それを見たアミィールは椅子から立ち上がり詰め寄った。
「お父様!それ以上したらわたくしは許しません!今すぐその刃を退けてください!」
「ならば色恋にうつつを抜かすな。この男との婚約を破棄しろ。そうすれば命は助けてやろう」
身体が、震える。
冷たい刃から、伝わってくるんだ。
殺気が。
冷たい汗が流れる。感じるんだ。
____この皇帝は本当にそれをやる、と。
でも。
「……………皇帝様、どうかお許しください」
セオドアは震える声で言った。ラフェエルがやっとセオドアを見る。
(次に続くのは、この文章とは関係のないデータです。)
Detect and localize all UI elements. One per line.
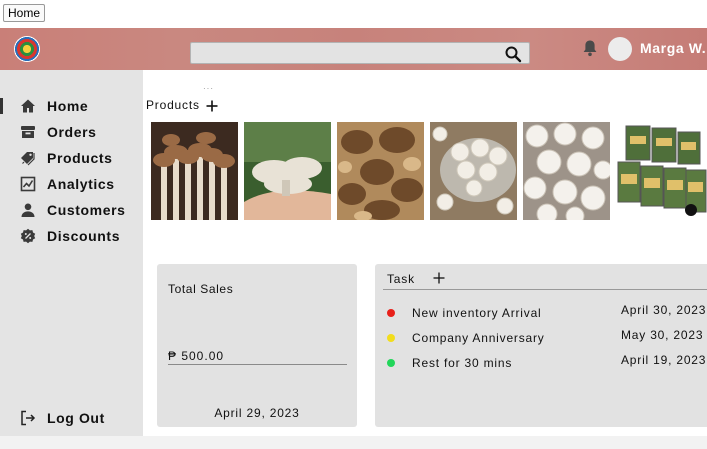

顔には浅く笑みが浮かんでいる。
「命乞いか?大した男だな」
「そうでは、ありません。
私を殺してもらって構いません。
ですが…………………
____アミィール様が私と出会えた事まで、否定をしないでください」
「………!」
セオドアは、勇気を持って自分の首に添えられた剣を握りしめた。…………少年漫画ではこういうシーン、沢山あったけど、こんなに痛いんだ…………でも、そんなのどうでもいいから、少年漫画のキャラはこれを行ったんだ。
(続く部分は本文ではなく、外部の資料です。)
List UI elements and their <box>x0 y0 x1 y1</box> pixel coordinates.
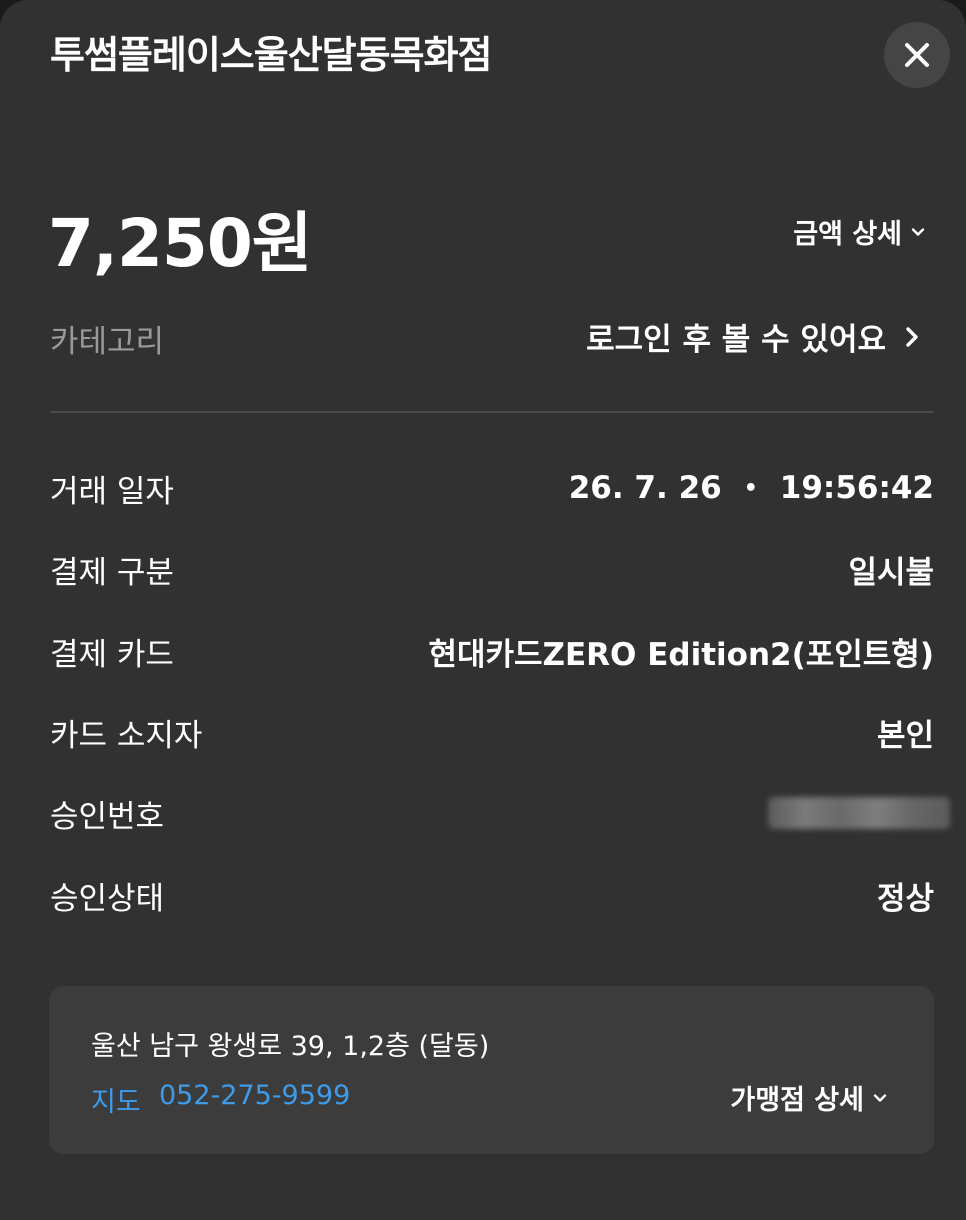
payment-type-value: 일시불 <box>848 554 934 591</box>
map-link[interactable]: 지도 <box>91 1080 141 1119</box>
category-login-link[interactable]: 로그인 후 볼 수 있어요 <box>586 314 920 359</box>
approval-number-redacted <box>768 797 950 829</box>
merchant-title: 투썸플레이스울산달동목화점 <box>50 33 492 77</box>
payment-card-label: 결제 카드 <box>50 636 174 673</box>
card-holder-row: 카드 소지자 본인 <box>50 708 934 756</box>
transaction-time: 19:56:42 <box>779 470 934 506</box>
amount-detail-label: 금액 상세 <box>793 219 902 250</box>
chevron-right-icon <box>906 326 918 347</box>
close-icon <box>905 43 929 67</box>
approval-number-label: 승인번호 <box>50 798 165 835</box>
phone-link[interactable]: 052-275-9599 <box>159 1080 350 1111</box>
payment-type-label: 결제 구분 <box>50 554 174 591</box>
payment-card-row: 결제 카드 현대카드ZERO Edition2(포인트형) <box>50 627 934 675</box>
chevron-down-icon <box>873 1093 887 1102</box>
merchant-address: 울산 남구 왕생로 39, 1,2층 (달동) <box>91 1031 490 1062</box>
section-divider <box>50 411 934 413</box>
transaction-detail-sheet: 투썸플레이스울산달동목화점 7,250원 금액 상세 카테고리 로그인 후 볼 … <box>0 0 966 1220</box>
transaction-date-row: 거래 일자 26. 7. 26 • 19:56:42 <box>50 464 934 512</box>
payment-card-value: 현대카드ZERO Edition2(포인트형) <box>428 636 934 673</box>
merchant-detail-toggle[interactable]: 가맹점 상세 <box>730 1078 888 1117</box>
merchant-detail-label: 가맹점 상세 <box>730 1085 864 1116</box>
payment-type-row: 결제 구분 일시불 <box>50 545 934 593</box>
card-holder-value: 본인 <box>876 717 934 754</box>
transaction-date-label: 거래 일자 <box>50 473 174 510</box>
approval-number-row: 승인번호 <box>50 789 950 837</box>
approval-status-value: 정상 <box>876 880 934 917</box>
category-label: 카테고리 <box>50 324 165 360</box>
chevron-down-icon <box>911 227 925 236</box>
total-amount: 7,250원 <box>48 205 312 282</box>
date-time-separator: • <box>743 475 758 501</box>
approval-status-label: 승인상태 <box>50 880 165 917</box>
approval-status-row: 승인상태 정상 <box>50 871 934 919</box>
transaction-date-value: 26. 7. 26 • 19:56:42 <box>569 470 934 506</box>
close-button[interactable] <box>884 22 950 88</box>
category-link-text: 로그인 후 볼 수 있어요 <box>586 322 886 358</box>
transaction-date: 26. 7. 26 <box>568 470 722 506</box>
merchant-info-card: 울산 남구 왕생로 39, 1,2층 (달동) 지도 052-275-9599 … <box>49 986 934 1154</box>
amount-detail-toggle[interactable]: 금액 상세 <box>793 212 926 251</box>
card-holder-label: 카드 소지자 <box>50 717 203 754</box>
そこまで考えて、笑みを浮かべながら___顔を上げた。
「私は殺されても構いません。ですが____それでも、アミィール様をお慕いしてしまうことを、お許しください」
「ッ………貴様…………!」
皇帝は、目を見開いていた。紅い瞳が揺れている。アミィール様と同じ、紅銀の髪は本当に美しいと思う。
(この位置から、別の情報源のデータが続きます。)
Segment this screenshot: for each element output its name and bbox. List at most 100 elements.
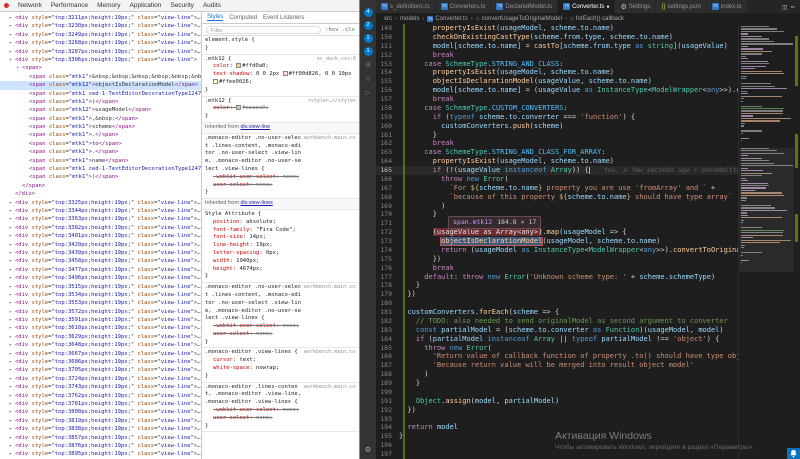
devtools-tab-security[interactable]: Security (166, 1, 197, 10)
code-line[interactable]: 189 } (376, 379, 738, 388)
breadcrumb-item[interactable]: ◇for​Each() callback (570, 16, 624, 22)
code-line[interactable]: 170 } (376, 210, 738, 219)
dom-tree-row[interactable]: <span class="mtk1">.</span> (0, 131, 201, 139)
styles-selector[interactable]: .monaco-editor .no-user-select .lines-co… (205, 284, 356, 323)
styles-pane-tab-styles[interactable]: Styles (207, 14, 223, 21)
stylesheet-source-link[interactable]: <style>…</style> (308, 98, 356, 106)
code-line[interactable]: 158 case SchemeType.CUSTOM_CONVERTERS: (376, 104, 738, 113)
breadcrumb-item[interactable]: src (384, 16, 392, 22)
code-line[interactable]: 177 default: throw new Error('Unknown sc… (376, 273, 738, 282)
code-line[interactable]: 160 customConverters.push(scheme) (376, 122, 738, 131)
styles-property[interactable]: user-select: none; (205, 331, 356, 339)
dom-tree-row[interactable]: </span> (0, 182, 201, 190)
activity-badge[interactable]: 1 (364, 34, 373, 43)
devtools-tab-memory[interactable]: Memory (93, 1, 124, 10)
breadcrumb-item[interactable]: TSConverter.ts (427, 16, 467, 22)
dom-tree-row[interactable]: </div> (0, 190, 201, 198)
styles-selector[interactable]: .monaco-editor .lines-content, .monaco-e… (205, 384, 356, 407)
dom-tree-row[interactable]: ▸<div style="top:3382px;height:19px;" cl… (0, 224, 201, 232)
styles-property[interactable]: height: 4674px; (205, 266, 356, 274)
code-line[interactable]: 191 Object.assign(model, partialModel) (376, 397, 738, 406)
dom-tree-row[interactable]: ▸<div style="top:3534px;height:19px;" cl… (0, 291, 201, 299)
styles-property[interactable]: font-size: 14px; (205, 234, 356, 242)
devtools-tab-application[interactable]: Application (126, 1, 166, 10)
styles-property[interactable]: color: #cecea9; (205, 105, 356, 113)
dom-tree-row[interactable]: ▸<div style="top:3819px;height:19px;" cl… (0, 417, 201, 425)
editor-tab-settings-json[interactable]: {}settings.json (656, 0, 706, 13)
styles-property[interactable]: -webkit-user-select: none; (205, 174, 356, 182)
code-line[interactable]: 181 customConverters.forEach(scheme => { (376, 308, 738, 317)
dom-tree-row[interactable]: ▸<div style="top:3363px;height:19px;" cl… (0, 215, 201, 223)
dom-tree-row[interactable]: ▸<div style="top:3895px;height:19px;" cl… (0, 450, 201, 458)
styles-property[interactable]: user-select: none; (205, 182, 356, 190)
code-line[interactable]: 190 (376, 388, 738, 397)
dom-tree[interactable]: ▸<div style="top:3211px;height:19px;" cl… (0, 12, 202, 459)
editor-tab-converter-ts[interactable]: TSConverter.ts● (558, 0, 615, 13)
dom-tree-row[interactable]: ▸<div style="top:3344px;height:19px;" cl… (0, 207, 201, 215)
dom-tree-row[interactable]: <span class="mtk1 ced-1-TextEditorDecora… (0, 90, 201, 98)
run-icon[interactable]: ▷ (366, 88, 371, 98)
code-line[interactable]: 155 objectIsDeclarationModel(usageValue,… (376, 77, 738, 86)
dom-tree-row[interactable]: ▸<div style="top:3572px;height:19px;" cl… (0, 308, 201, 316)
dom-tree-row[interactable]: <span class="mtk1">(</span> (0, 98, 201, 106)
code-line[interactable]: 168 `because of this property ${scheme.t… (376, 193, 738, 202)
code-line[interactable]: 162 break (376, 139, 738, 148)
code-line[interactable]: 176 break (376, 264, 738, 273)
code-line[interactable]: 159 if (typeof scheme.to.converter === '… (376, 113, 738, 122)
dom-tree-row[interactable]: <span class="mtk1">&nbsp;&nbsp;&nbsp;&nb… (0, 73, 201, 81)
code-line[interactable]: 152 break (376, 51, 738, 60)
dom-tree-row[interactable]: <span class="mtk1">)</span> (0, 173, 201, 181)
more-actions-icon[interactable]: ⋯ (791, 3, 795, 11)
dom-tree-row[interactable]: ▸<div style="top:3667px;height:19px;" cl… (0, 350, 201, 358)
code-line[interactable]: 165 if (!(usageValue instanceof Array)) … (376, 166, 738, 175)
dom-tree-row[interactable]: ▸<div style="top:3648px;height:19px;" cl… (0, 341, 201, 349)
dom-tree-row[interactable]: ▸<div style="top:3496px;height:19px;" cl… (0, 274, 201, 282)
dom-tree-row[interactable]: ▸<div style="top:3249px;height:19px;" cl… (0, 31, 201, 39)
code-line[interactable]: 171 (376, 219, 738, 228)
styles-property[interactable]: text-shadow: 0 0 2px #ff00d826, 0 0 10px… (205, 71, 356, 87)
dom-tree-row[interactable]: ▾<span> (0, 64, 201, 72)
dom-tree-row[interactable]: ▸<div style="top:3211px;height:19px;" cl… (0, 14, 201, 22)
dom-tree-row[interactable]: ▸<div style="top:3477px;height:19px;" cl… (0, 266, 201, 274)
styles-toggle-buttons[interactable]: :hov .cls (325, 27, 355, 33)
activity-badge[interactable]: 4 (364, 8, 373, 17)
styles-selector[interactable]: element.style { (205, 37, 356, 45)
notification-bell-icon[interactable] (787, 448, 800, 459)
styles-selector[interactable]: .monaco-editor .view-lines {workbench.ma… (205, 349, 356, 357)
code-line[interactable]: 175 }) (376, 255, 738, 264)
dom-tree-row[interactable]: ▸<div style="top:3838px;height:19px;" cl… (0, 425, 201, 433)
code-line[interactable]: 149 propertyIsExist(usageModel, scheme.t… (376, 24, 738, 33)
code-line[interactable]: 180 (376, 299, 738, 308)
code-line[interactable]: 183 const partialModel = (scheme.to.conv… (376, 326, 738, 335)
styles-property[interactable]: cursor: text; (205, 357, 356, 365)
code-line[interactable]: 156 model[scheme.to.name] = (usageValue … (376, 86, 738, 95)
extensions-icon[interactable]: ⊞ (366, 60, 371, 70)
code-line[interactable]: 187 'Because return value will be merged… (376, 361, 738, 370)
code-line[interactable]: 193 (376, 415, 738, 424)
dom-tree-row[interactable]: ▸<div style="top:3591px;height:19px;" cl… (0, 316, 201, 324)
manage-gear-icon[interactable]: ⚙ (365, 445, 370, 455)
devtools-tab-performance[interactable]: Performance (47, 1, 92, 10)
styles-property[interactable]: color: #ffd0a0; (205, 63, 356, 71)
code-line[interactable]: 167 `For ${scheme.to.name} property you … (376, 184, 738, 193)
code-line[interactable]: 166 throw new Error( (376, 175, 738, 184)
styles-pane-tab-event-listeners[interactable]: Event Listeners (263, 15, 304, 21)
editor-tab-converters-ts[interactable]: TSConverters.ts (436, 0, 492, 13)
code-line[interactable]: 188 ) (376, 370, 738, 379)
styles-selector[interactable]: Style Attribute { (205, 211, 356, 219)
styles-selector[interactable]: .mtk12 {vs_dark.css:6 (205, 56, 356, 64)
styles-pane-tab-computed[interactable]: Computed (229, 15, 257, 21)
color-swatch-icon[interactable] (283, 71, 288, 76)
dom-tree-row[interactable]: ▸<div style="top:3325px;height:19px;" cl… (0, 199, 201, 207)
stylesheet-source-link[interactable]: workbench.main.css:3 (304, 135, 356, 143)
styles-filter-input[interactable]: Filter (206, 26, 321, 34)
code-line[interactable]: 151 model[scheme.to.name] = castTo[schem… (376, 42, 738, 51)
color-swatch-icon[interactable] (213, 79, 218, 84)
dom-tree-row[interactable]: ▸<div style="top:3876px;height:19px;" cl… (0, 442, 201, 450)
dom-tree-row[interactable]: <span class="mtk1">.</span> (0, 148, 201, 156)
styles-property[interactable]: letter-spacing: 0px; (205, 250, 356, 258)
styles-property[interactable]: user-select: none; (205, 415, 356, 423)
color-swatch-icon[interactable] (236, 105, 241, 110)
styles-selector[interactable]: .mtk12 {<style>…</style> (205, 98, 356, 106)
dom-tree-row[interactable]: ▸<div style="top:3515px;height:19px;" cl… (0, 283, 201, 291)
ラフェエルは群青色の髪、緑の瞳の男を見下ろしている。その男は娘が勝手に婚約を結び、勝手に連れて来た公爵の息子。初めて見た時はなんと女々しい男かと思った。元々高くなかった好感度が地に落ちたのだ。この男には国を任せられない。だから認めたくなかった。
いや、違う。
私は____アミィールが他の男の物になるのが、許せなかったのだ。
私達の希望を何処の馬の骨かわからない男に触れさせたくなかった。
だから脅してやったというのに_____その男は、泣きそうな顔をしながらも皇帝である私を睨み、掌を血だらけにしているのだ。
知っている。
長年の勘が言っている。
____この目をした者は、簡単に引き下がらない、と。
「………………お父様、執務室を出ていってください。
わたくしは、………セオドア様を殺すというなら貴方を殺し、……………セオドア様をその前に殺すというのであれば…………
______わたくしは自害をします」
「…………………チッ」
ラフェエルは舌打ちを1つして、剣を仕舞いながら執務室を出ていった。